The normalisation method is easy to implement but requires more work if you want to optimise the code for better performance. There are many different implementations of the method because there are different ways to rank items that are tied. The Wikipedia example uses a minimum approach; the example by Rafael Irizarry uses a first approach; and the `preprocessCore` package uses an average approach. I don't think changing the way for how ties are treated will significantly impact the results. To me, the average approach seems like a very reasonable way to deal with ties.
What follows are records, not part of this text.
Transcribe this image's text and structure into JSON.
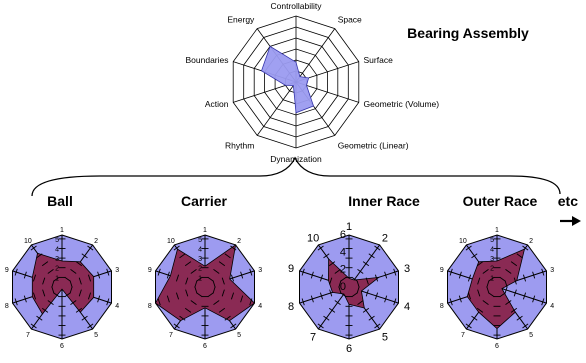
{
  "title": "Bearing Assembly",
  "top_radar": {
    "axes": [
      "Controllability",
      "Space",
      "Surface",
      "Geometric (Volume)",
      "Geometric (Linear)",
      "Dynamization",
      "Rhythm",
      "Action",
      "Boundaries",
      "Energy"
    ],
    "rings": 6,
    "max": 6,
    "values": [
      1.8,
      0.6,
      1.2,
      1.0,
      2.7,
      2.8,
      0.4,
      1.0,
      3.3,
      4.0
    ],
    "fill": "#9b9bf0",
    "grid": "#000000"
  },
  "continuation": {
    "label": "etc",
    "arrow": "right-arrow-icon"
  },
  "colors": {
    "outer": "#9d9bf0",
    "inner": "#8a2a54"
  },
  "small_radars": [
    {
      "title": "Ball",
      "tick_labels": [
        "1",
        "2",
        "3",
        "4",
        "5",
        "6",
        "7",
        "8",
        "9",
        "10"
      ],
      "scale_labels": [
        "1",
        "2",
        "3",
        "4",
        "5"
      ],
      "max": 5,
      "values": [
        2.5,
        3.0,
        3.2,
        3.2,
        3.0,
        0.2,
        3.2,
        3.0,
        3.0,
        4.0
      ]
    },
    {
      "title": "Carrier",
      "tick_labels": [
        "1",
        "2",
        "3",
        "4",
        "5",
        "6",
        "7",
        "8",
        "9",
        "10"
      ],
      "scale_labels": [
        "1",
        "2",
        "3",
        "4",
        "5"
      ],
      "max": 5,
      "values": [
        2.0,
        5.0,
        2.5,
        5.0,
        4.0,
        2.0,
        4.0,
        5.0,
        3.5,
        4.5
      ]
    },
    {
      "title": "Inner Race",
      "tick_labels": [
        "1",
        "2",
        "3",
        "4",
        "5",
        "6",
        "7",
        "8",
        "9",
        "10"
      ],
      "scale_labels": [
        "0",
        "2",
        "4",
        "6"
      ],
      "max": 6,
      "values": [
        1.0,
        1.0,
        3.6,
        1.5,
        3.0,
        2.0,
        1.0,
        2.0,
        2.5,
        4.0
      ]
    },
    {
      "title": "Outer Race",
      "tick_labels": [
        "1",
        "2",
        "3",
        "4",
        "5",
        "6",
        "7",
        "8",
        "9",
        "10"
      ],
      "scale_labels": [
        "1",
        "2",
        "3",
        "4",
        "5"
      ],
      "max": 5,
      "values": [
        2.5,
        4.5,
        2.0,
        0.5,
        3.0,
        4.0,
        3.0,
        3.0,
        2.5,
        3.0
      ]
    }
  ]
}
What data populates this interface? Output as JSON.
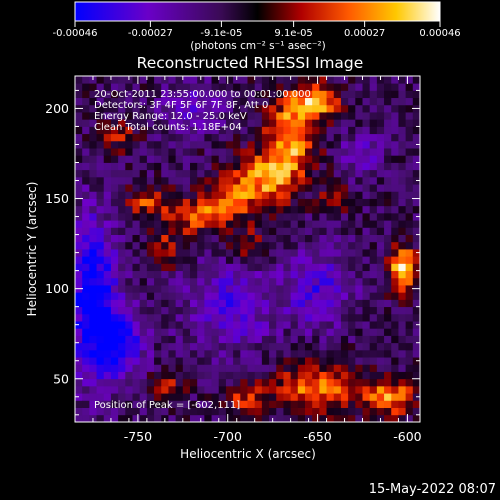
{
  "colorbar": {
    "tick_labels": [
      "-0.00046",
      "-0.00027",
      "-9.1e-05",
      "9.1e-05",
      "0.00027",
      "0.00046"
    ],
    "tick_values": [
      -0.00046,
      -0.00027,
      -9.1e-05,
      9.1e-05,
      0.00027,
      0.00046
    ],
    "range": [
      -0.00046,
      0.00046
    ],
    "units_label": "(photons cm⁻² s⁻¹ asec⁻²)"
  },
  "chart_data": {
    "type": "heatmap",
    "title": "Reconstructed RHESSI Image",
    "xlabel": "Heliocentric X (arcsec)",
    "ylabel": "Heliocentric Y (arcsec)",
    "xlim": [
      -785,
      -593
    ],
    "ylim": [
      26,
      218
    ],
    "xticks": [
      -750,
      -700,
      -650,
      -600
    ],
    "xtick_labels": [
      "-750",
      "-700",
      "-650",
      "-600"
    ],
    "yticks": [
      50,
      100,
      150,
      200
    ],
    "ytick_labels": [
      "50",
      "100",
      "150",
      "200"
    ],
    "colormap": [
      "#0000ff",
      "#7b00c0",
      "#3a1050",
      "#000000",
      "#c00000",
      "#ff6a00",
      "#ffd200",
      "#ffffff"
    ],
    "peak": [
      -602,
      111
    ],
    "annotations": [
      "20-Oct-2011 23:55:00.000 to 00:01:00.000",
      "Detectors: 3F 4F 5F 6F 7F 8F, Att 0",
      "Energy Range: 12.0 - 25.0 keV",
      "Clean     Total counts: 1.18E+04"
    ],
    "peak_label": "Position of Peak = [-602,111]",
    "grid": false
  },
  "timestamp": "15-May-2022 08:07"
}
If you want to perform quantile normalisation, I suggest that you use the `normalize.quantiles` function from the `preprocessCore` package. If you use it for your work, you should cite:
>[A comparison of normalization methods for high density oligonucleotide array data based on variance and bias](https://pubmed.ncbi.nlm.nih.gov/12538238/).
I do not suggest using my `quantile_normalisation` function except for learning purposes.